LYDIA CACHO / Plan b*
El padre de la joven de 13 años que decidió que ningún hombre debía apropiarse del cuerpo virginal de su hija sino él mismo, es un arquitecto de clase media cuyas amistades jamás hubiesen calificado de abusador.
El sacerdote de la iglesia en Puebla comenzó a tocar al pequeño monaguillo, un niño maltratado en un hogar, tímido, sometido a una adultocracia que no le reconoció el derecho a la protección hasta que una feligresa desconocida descubrió al sacerdote abusando del pequeño y eligió rescatarlo.
Un abuelo que mantuvo amenazada a la nieta a quien “cuidaba”, al ser descubierto aseguró que la niña de cinco años lo había seducido con su belleza y necesidad de afecto.
Un adolescente de 12 años por fin se atreve a denunciar a su profesor de karate, quien argumentando que para “convertirlo en hombrecito de verdad”, lo forzó durante un año a hacerle tocamientos sexuales.
El más reciente informe del Vaticano reconoce que en una década se han recibido seis mil denuncias de abuso sexual infantil y juvenil perpetrado por sacerdotes de la orden católica.
Los estudios de subregistro de expertas internacionales revelan que sólo se denuncia ante las autoridades uno de cada seis abusos sexuales infantiles y juveniles
El Centro Nacional de Víctimas de Crímenes (NCVC, por sus siglas en inglés) asegura que una de cada cinco niñas y uno de cada 20 niños son abusados sexualmente antes de cumplir 18 años.
Las edades más vulnerables para el abuso sexual son entre los siete y los 13 años, cuando el despertar del deseo y el reconocimiento del placer físico hace sentir culpables a las víctimas. El discurso de amedrentamiento por parte de los victimarios es similar en todo el mundo: se centra en amenazar, silenciar y manipular a la víctima para hacerla sentirse culpable de una falsa provocación.
El 93 por ciento de las víctimas menores de 18 años conocen personalmente a su victimario: padre, hermano, abuelo, tío, médico familiar, portero escolar, profesor, sacerdote, entrenador deportivo, gobernador o alcalde.
El poder moral, emocional, económico y físico que los perpetradores tienen sobre sus víctimas es el principal factor de silenciamiento. Cada vez se crean más organizaciones de prevención de abuso infantil, más campañas para informar a niñas y niños sobre sus derechos a recibir protección y pedir ayuda.
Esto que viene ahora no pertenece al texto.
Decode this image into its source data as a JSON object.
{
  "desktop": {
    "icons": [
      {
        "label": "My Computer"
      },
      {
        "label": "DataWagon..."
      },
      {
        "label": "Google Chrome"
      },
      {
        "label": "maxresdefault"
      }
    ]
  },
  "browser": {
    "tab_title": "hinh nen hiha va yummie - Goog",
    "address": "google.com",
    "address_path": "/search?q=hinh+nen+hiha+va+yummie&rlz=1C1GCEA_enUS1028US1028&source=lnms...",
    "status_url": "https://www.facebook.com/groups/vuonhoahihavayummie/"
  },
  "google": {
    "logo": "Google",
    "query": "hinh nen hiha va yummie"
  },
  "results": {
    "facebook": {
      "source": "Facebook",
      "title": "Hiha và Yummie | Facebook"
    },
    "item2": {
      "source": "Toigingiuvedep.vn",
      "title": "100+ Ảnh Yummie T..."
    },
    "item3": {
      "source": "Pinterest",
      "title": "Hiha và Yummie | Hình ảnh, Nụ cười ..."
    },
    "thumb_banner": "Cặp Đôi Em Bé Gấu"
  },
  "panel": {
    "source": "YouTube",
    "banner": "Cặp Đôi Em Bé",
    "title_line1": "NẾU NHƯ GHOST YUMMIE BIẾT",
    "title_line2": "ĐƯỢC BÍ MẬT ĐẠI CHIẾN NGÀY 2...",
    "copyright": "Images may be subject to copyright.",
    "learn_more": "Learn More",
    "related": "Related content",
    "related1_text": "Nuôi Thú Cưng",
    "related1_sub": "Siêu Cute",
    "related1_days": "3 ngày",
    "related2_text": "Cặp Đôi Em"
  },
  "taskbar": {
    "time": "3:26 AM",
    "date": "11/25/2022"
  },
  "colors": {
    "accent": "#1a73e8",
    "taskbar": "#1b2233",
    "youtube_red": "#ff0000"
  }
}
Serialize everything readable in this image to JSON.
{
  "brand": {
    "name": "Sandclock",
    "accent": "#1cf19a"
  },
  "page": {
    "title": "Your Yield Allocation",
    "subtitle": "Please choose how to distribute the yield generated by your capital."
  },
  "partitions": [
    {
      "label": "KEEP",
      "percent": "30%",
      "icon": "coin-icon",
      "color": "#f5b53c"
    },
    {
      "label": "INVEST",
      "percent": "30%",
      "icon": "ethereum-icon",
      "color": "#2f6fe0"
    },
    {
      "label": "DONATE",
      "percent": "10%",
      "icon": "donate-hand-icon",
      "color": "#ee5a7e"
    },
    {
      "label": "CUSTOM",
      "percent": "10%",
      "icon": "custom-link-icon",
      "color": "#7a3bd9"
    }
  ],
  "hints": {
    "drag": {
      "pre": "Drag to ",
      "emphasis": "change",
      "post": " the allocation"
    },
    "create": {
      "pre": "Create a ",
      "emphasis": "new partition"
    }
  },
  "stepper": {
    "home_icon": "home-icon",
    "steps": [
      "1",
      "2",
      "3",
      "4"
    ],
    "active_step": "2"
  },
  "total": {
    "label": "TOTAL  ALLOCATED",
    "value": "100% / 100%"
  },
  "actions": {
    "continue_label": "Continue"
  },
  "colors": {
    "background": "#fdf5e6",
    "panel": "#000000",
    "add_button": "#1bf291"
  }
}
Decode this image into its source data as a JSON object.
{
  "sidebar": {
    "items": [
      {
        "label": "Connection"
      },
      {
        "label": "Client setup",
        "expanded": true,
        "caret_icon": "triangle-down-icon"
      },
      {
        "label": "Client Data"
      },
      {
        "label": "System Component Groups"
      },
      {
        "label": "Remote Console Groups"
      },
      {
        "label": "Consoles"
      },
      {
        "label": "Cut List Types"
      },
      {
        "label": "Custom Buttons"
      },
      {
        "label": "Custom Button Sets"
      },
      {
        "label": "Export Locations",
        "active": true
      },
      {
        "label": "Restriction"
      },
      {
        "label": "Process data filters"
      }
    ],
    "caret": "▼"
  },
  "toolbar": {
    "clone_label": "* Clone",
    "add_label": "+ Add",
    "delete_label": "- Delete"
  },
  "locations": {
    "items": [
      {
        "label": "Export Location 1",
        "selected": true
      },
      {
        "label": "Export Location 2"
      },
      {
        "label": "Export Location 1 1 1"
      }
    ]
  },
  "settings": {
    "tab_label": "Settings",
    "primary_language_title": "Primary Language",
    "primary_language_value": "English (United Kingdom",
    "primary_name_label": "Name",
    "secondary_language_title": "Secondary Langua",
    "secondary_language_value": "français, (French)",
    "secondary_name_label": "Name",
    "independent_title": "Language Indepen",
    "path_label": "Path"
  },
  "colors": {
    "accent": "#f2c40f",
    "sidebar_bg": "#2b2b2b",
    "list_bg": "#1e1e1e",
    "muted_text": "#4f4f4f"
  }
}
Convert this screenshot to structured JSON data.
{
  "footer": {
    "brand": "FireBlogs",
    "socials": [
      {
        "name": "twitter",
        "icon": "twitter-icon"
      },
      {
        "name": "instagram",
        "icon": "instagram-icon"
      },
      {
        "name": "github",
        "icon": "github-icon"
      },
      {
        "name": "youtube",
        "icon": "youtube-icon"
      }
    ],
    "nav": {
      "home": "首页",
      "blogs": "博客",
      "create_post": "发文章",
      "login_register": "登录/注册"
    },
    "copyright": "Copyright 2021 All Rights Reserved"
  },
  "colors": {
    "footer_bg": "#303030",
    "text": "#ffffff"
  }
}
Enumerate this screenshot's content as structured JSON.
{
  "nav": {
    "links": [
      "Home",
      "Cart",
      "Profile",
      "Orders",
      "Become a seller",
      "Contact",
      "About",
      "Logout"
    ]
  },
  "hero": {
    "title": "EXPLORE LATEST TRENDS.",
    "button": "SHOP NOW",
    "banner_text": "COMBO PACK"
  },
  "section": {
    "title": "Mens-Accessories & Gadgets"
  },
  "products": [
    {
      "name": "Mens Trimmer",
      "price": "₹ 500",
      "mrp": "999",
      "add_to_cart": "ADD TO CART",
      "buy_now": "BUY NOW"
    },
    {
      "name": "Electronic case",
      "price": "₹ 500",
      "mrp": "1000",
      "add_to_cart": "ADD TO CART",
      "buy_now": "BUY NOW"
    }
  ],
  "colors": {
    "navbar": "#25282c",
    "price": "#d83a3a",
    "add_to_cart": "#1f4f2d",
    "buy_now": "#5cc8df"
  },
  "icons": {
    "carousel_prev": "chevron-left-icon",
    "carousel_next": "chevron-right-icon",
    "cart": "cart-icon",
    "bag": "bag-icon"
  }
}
Sin embargo aún no hay suficiente fuerza social, políticas públicas y persecución criminal a los perpetradores. En nuestra cultura que teme confrontar a los poderosos y tiende a culpar a la víctima y hacerla corresponsable del crimen que se comete en su contra, no hemos dado la batalla con suficiente fuerza para detener la cultura de normalización y silenciamiento del abuso sexual infantil.
Para lograrlo hay que poner sobre la mesa algunos nombres y temas. Por ejemplo recordar que el poderoso legislador Emilio Gamboa Patrón y Miguel Ángel Yunes forman parte de una red de encubrimiento y asociación de la red de tratantes de niñas y niños con un solo detenido: Jean Succar Kuri.
Que Carlos Slim, el mexicano entre los más ricos del mundo, jamás se pronunció contra los abusos y encubrimiento de los Legionarios de Cristo y sus probados abusos, ni ha apoyado a causas contra esos abusos, sólo apoya a los Legionarios.
Que el PRI, como otros partidos, sigue relanzando a pedófilos y encubridores como Mario Marín y otros que deberían estar en prisión.
Que el Papa, como representante del Estado Vaticano, se concentra en el perdón discursivo religioso más que en la justicia penal.
Que Enrique Peña Nieto decretó una ley de protección a la infancia, pero aceptó desfondar los proyectos de prevención y atención a víctimas infantiles.
Que los que armaron el escándalo de “Mamá Rosa” en Michoacán se han quedado callados ahora que se reabrió y devolvieron a las víctimas al albergue.
La lista es interminable, si cada persona pusiera un nombre de alguien poderoso que usa su influencia para proteger a los criminales, tendríamos una larga lista.
El tema central es que el abuso sexual infantil y el incesto persisten por un desequilibrio de poder y un enmascaramiento tramposo, pero también porque las y los poderosos que podrían detenerlo usan su influencia para encubrir, silenciar, ignorar o desacreditar la gravedad de este fenómeno criminal.
*Plan b es una columna cuyo nombre se inspira en la creencia de que siempre hay otra manera de ver las cosas y otros temas que muy probablemente el discurso tradicional, o el Plan A, no cubrirá.